Memduh Şevket Esendal'ın, "Bir Haydut Kuş" adlı öyküsünü bilir misin? Yazar bu öyküsünde, yaşamın içindeki çok sıradan bir durumun tespitini yapar. Kırda kardeşini bekleyen çocuk gökyüzündeki uçan kuşa özenir. Sonra kuşun bir yılanı öldürmesine ve yemesine şahit olur. Şaşırır. Bu durumu kardeşine anlatır. Kardeşi kuşun evdeki tavukları yiyeceğine kırdaki yılanları yemesinin daha iyi olduğunu söyler. Çocuk o ana kadar bir kuşun ne yılan ne tavuk yiyeceğini aklına getirmemiştir. Bütün bunları düşününce neredeyse kuşlardan nefret edecektir. Akşam yemekte olanları babasına anlatınca babası, "sen tavukları düşüneceğine bizi düşün" der. Çünkü babası da tavuğu, öldürüp yemeleri için beslemektedir. Doğada vahşice gelen bu durum, insanlar için de mevcuttur. Öyküdeki her şey hayatta olduğu gibidir. Küçük bir ayrıntıdır, o kadar.

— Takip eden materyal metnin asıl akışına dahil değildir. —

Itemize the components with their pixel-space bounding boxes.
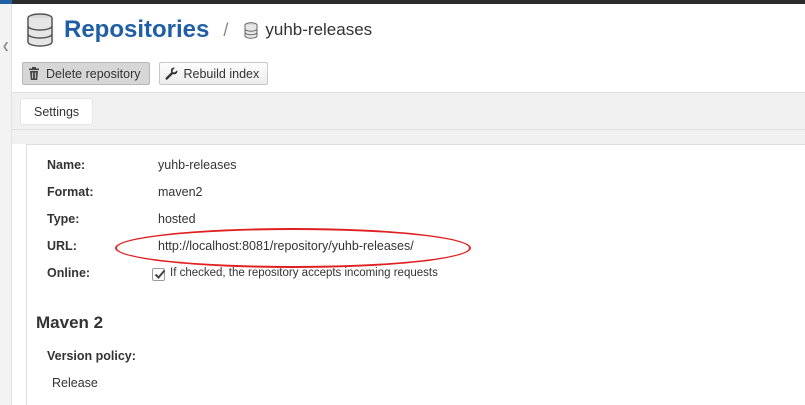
type-label: Type: xyxy=(47,212,80,226)
online-label: Online: xyxy=(47,266,91,280)
page-title[interactable]: Repositories xyxy=(64,16,209,44)
toolbar: Delete repository Rebuild index xyxy=(22,62,269,85)
left-collapse-strip[interactable]: ❮ xyxy=(0,4,12,405)
format-label: Format: xyxy=(47,185,94,199)
version-policy-value: Release xyxy=(52,376,98,390)
name-value: yuhb-releases xyxy=(158,158,237,172)
delete-repository-button[interactable]: Delete repository xyxy=(22,62,150,85)
rebuild-index-button[interactable]: Rebuild index xyxy=(158,62,269,85)
name-label: Name: xyxy=(47,158,86,172)
delete-repository-label: Delete repository xyxy=(46,66,141,81)
header: Repositories / yuhb-releases xyxy=(26,10,372,50)
database-icon xyxy=(244,21,258,39)
format-value: maven2 xyxy=(158,185,203,199)
version-policy-label: Version policy: xyxy=(47,349,136,363)
trash-icon xyxy=(29,67,39,80)
type-value: hosted xyxy=(158,212,196,226)
top-bar xyxy=(0,0,805,4)
breadcrumb-current: yuhb-releases xyxy=(265,20,373,39)
check-icon xyxy=(154,269,166,279)
tab-strip: Settings xyxy=(12,92,805,130)
url-label: URL: xyxy=(47,239,77,253)
wrench-icon xyxy=(164,67,177,80)
online-checkbox-text: If checked, the repository accepts incom… xyxy=(170,267,438,279)
maven-section-title: Maven 2 xyxy=(36,313,104,332)
tab-settings[interactable]: Settings xyxy=(20,98,94,125)
breadcrumb-separator: / xyxy=(223,19,229,40)
url-value[interactable]: http://localhost:8081/repository/yuhb-re… xyxy=(158,239,414,253)
online-checkbox[interactable] xyxy=(152,268,166,281)
chevron-left-icon[interactable]: ❮ xyxy=(2,42,10,51)
rebuild-index-label: Rebuild index xyxy=(183,66,260,81)
database-icon xyxy=(27,13,53,47)
panel-spacer xyxy=(12,130,805,144)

Son günlerde elimde, acele bitirmekten korktuğum için  aheste aheste okuduğum, cümlelerini bir sinema perdesinde seyreder gibi hayalimde canlandırdığım enfes bir kitap var. Engin Ergönültaş'ın Minare Gölgesi adlı romanı... 115. sayfasındayım. Bak şimdi... Tam bu sayfalarda... Kış mevsimindeyiz. Yoksul, gariban bir mahalledeyiz. Saat gece yarısını çoktan  geçmiş. Mahalleli uykuda... Çok uzaklardan köpek havlamaları duyuluyor. İki kedi ise pencere pervazına gelip oturuyor. Pencerenin aralığından sokağa bakıyorlar. İyi ki bakıyorlar... Çünkü... Yazar, hiçbir göz seyretmediği için ziyan olup giden güzellikte yağan tek bir kar tanesinin halini gözümde canlandırıyor. Her bir kar tanesinin, bir diğerinkine hiç benzemez bir güzergah ile, her seferinde havada bambaşka helezonlar çizerek ahenkle dönüşlerini, her nasıl oluyor ise, hiçbirinin bir diğerine çarpışmadan ayrı yollardan döne döne inerek, kendi kendilerine bir yere, bir dala, bir bacaya, bir pencereye, uyuyan bir bebeğin yatağına bırakılması gibi usulca konduğunu anlatıyor. Hani başta pencerenin aralığından sokağa bakan kediler var ya... Engin Ergönültaş'ın kitabında büyüleyici bir dille anlattığı karların başdöndürü raksı, taştan yapılmış gibi kıpırtısız duran o kedilerin gözbebeklerinde beyaz benekler halinde oynaşıp durmuştu. İyi ama... Uyuyan tüm mahalleli gibi, pencere kenarındaki kediler de gözlerini yumdu şimdi... Bakan hiçbir göz kalmayınca... Sence ne olur kar tanecklerinin durumu? Farkında değildik işte... Bakan hiçbir göz kalmayınca, olan biten, taşların, yokuşların, damların, viran evlerin, soba borularının, mezar taşlarının, yağan karların kendilerince durup seyrettikleri bir rüyaya dönüşüveriyorlardı. Kendi kendisini seyreden bir rüyaya... Yazarın anlattığı hayata dair küçük bir ayrıntıdır aslında...  Hayatın bir anını, bir kesitini, ama hepten önemsiz saydığımız bir durumunun tespitidir okadar. Alışageldiğimiz için bize rutin gelen her doğa olayı aslında bir mucizedir. Ve  bazan bir kitap bize bunu farkettirir.

Sahiden yazarın dediği gibi, hayatımızın içinde farketmeyip ıskaladığımız o  küçük ayrıntılar, o üzerine hiçbir ben-i adem gözü değmemiş, sırlanmış haliyle, görülmüş bütün rüyaların akıp biriktiği o sonsuz kuyunun girdabına mı dökülüp kayboluyor yoksa? Eyvah!

Neyse... Yorgunum.  Fazla derinde dalmayayım da uykum kaçmasın...  İyisi mi, gündüz niyetine diyelim, bu fasıl kapansın.